Eu fumei um cigarro. Ela falou-me de umas notícias que tinha lido no jornal. Mas tudo assim muito depressa. As cervejas foram bebidas rapidamente e rápido arrancámos, finalmente, para casa dela.
No elevador trocámos beijos. Ela tocou-me, eu toquei-a e antecipámos o que nos esperava. E quando chegámos a casa, fomos directos ao quarto dela, sem direito a sedução que estávamos mais que seduzidos, e com os preliminares despachados à velocidade da luz que o desejo explodia.
Estávamos nós enrolados nos lençóis, corpos nus a dançarem, um dentro do outro, os lábios a lamber o sabor agri-doce do outro, quando a ouço chorar. E parei, assustado. Agarrei-lhe a cabeça e encostei-a ao meu peito. Sosseguei-a. Afaguei-lhe o cabelo e perguntei Fiz alguma coisa mal?, e ela abanou a cabeça, enquanto fungava. Então? insisti. E ela disse, Estou feliz.

[escrito directamente no facebook em 2017/11/03]
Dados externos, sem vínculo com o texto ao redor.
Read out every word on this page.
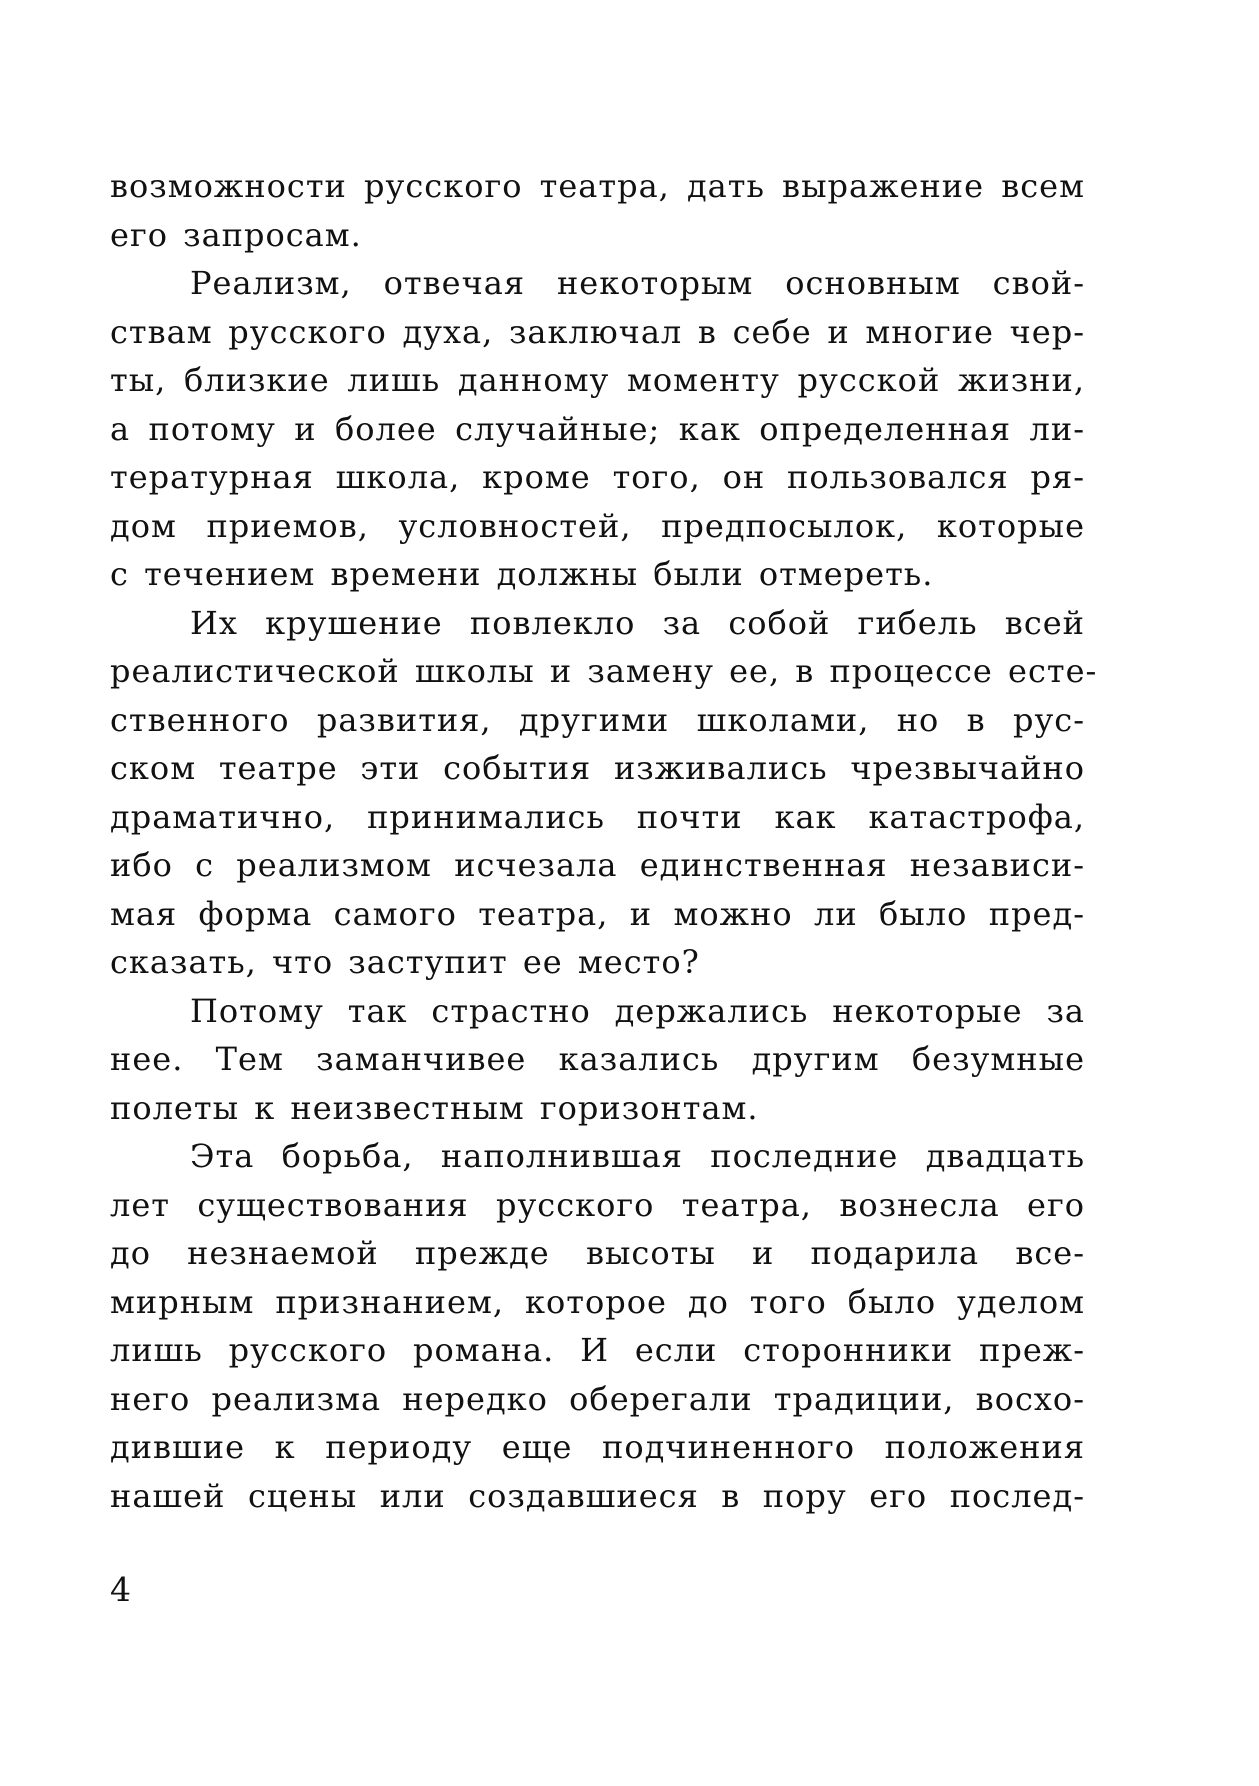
возможности русского театра, дать выражение всем
его запросам.
Реализм, отвечая некоторым основным свой-
ствам русского духа, заключал в себе и многие чер-
ты, близкие лишь данному моменту русской жизни,
а потому и более случайные; как определенная ли-
тературная школа, кроме того, он пользовался ря-
дом приемов, условностей, предпосылок, которые
с течением времени должны были отмереть.
Их крушение повлекло за собой гибель всей
реалистической школы и замену ее, в процессе есте-
ственного развития, другими школами, но в рус-
ском театре эти события изживались чрезвычайно
драматично, принимались почти как катастрофа,
ибо с реализмом исчезала единственная независи-
мая форма самого театра, и можно ли было пред-
сказать, что заступит ее место?
Потому так страстно держались некоторые за
нее. Тем заманчивее казались другим безумные
полеты к неизвестным горизонтам.
Эта борьба, наполнившая последние двадцать
лет существования русского театра, вознесла его
до незнаемой прежде высоты и подарила все-
мирным признанием, которое до того было уделом
лишь русского романа. И если сторонники преж-
него реализма нередко оберегали традиции, восхо-
дившие к периоду еще подчиненного положения
нашей сцены или создавшиеся в пору его послед-
4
Um Piquenique na Fonte da Felícia

Era domingo. Um domingo de Outono. O sábado tinha corrido mal. Chateámos-nos, eu e ela. Por coisas sem sentido e peso. Mas foi o que aconteceu. E ela deu-me um estalo. E eu parti uma jarra que a mãe dela lhe tinha dado.
Por isso, no domingo passei lá por casa com uma cesta para um piquenique e ela ficou sensibilizada, muito contente, agarrou-se com os braços ao meu pescoço e encheu-o de beijos até me deixar todo lambuzado.
Saímos de carro e fomos até à Fonte da Felícia, ali no Pinhal do Rei, perto de São Pedro de Moel, nas margens da ribeira.
Levei uma manta que coloquei no chão. Depois retirei do cesto uns pratos de plástico, uns talheres e uns copos. Os copos eram de vidro, claro. Retirei do cesto uns queijinhos secos, um frasco com alcaparras e uma latinha com anchovas e outra com azeitonas, e um grande pão do Soutocico. Abri uma garrafa de vinho tinto. E servi o vinho. Fizemos um brinde a nós. Petiscámos e, um pouco mais tarde, surpresa das surpresas: desvendei um tacho com arroz de frango que ainda estava quente. Ela fartou-se de rir quando me viu tirar o tacho que estava envolvido em folhas de papel do jornal A Bola. E fartámos-nos de comer.
De barriga cheia, deitámos-nos na manta, abraçados um ao outro e adormecemos. E passámos um pouco pelas brasas.
Quando acordámos estava calor e fomos tomar um banho na ribeira.
Despimo-nos e, nus, a brincar um com o outro como miúdos, fomos para o meio da ribeira, molhámos-nos, chapinhámos e pulámos ridiculamente. Não deu para nadar, porque a água era pouca, mas deu para nos entusiasmarmos e, passado pouco tempo, estávamos a fazer amor nas margens da ribeira.
Depois voltámos para a manta e fumámos uns cigarros. E mandámos as beatas fora. Estávamos eufóricos. Parecíamos dois putos apaixonados. Por isso nem ligámos ao lixo que fizemos e por lá deixámos. Arrumámos as nossas coisas e resolvemos voltar para casa para ir ao cinema. Era preciso não perder a onda da boa disposição.
Foi mais tarde, quando saímos do cinema, que ouvimos, no noticiário, que o Pinhal de Leiria tinha ardido quase todo. E foi aí que fiquei preocupado e pensei Apagámos os cigarros? Mas não comentei nada com ela. Não queria que nos chateássemos de novo.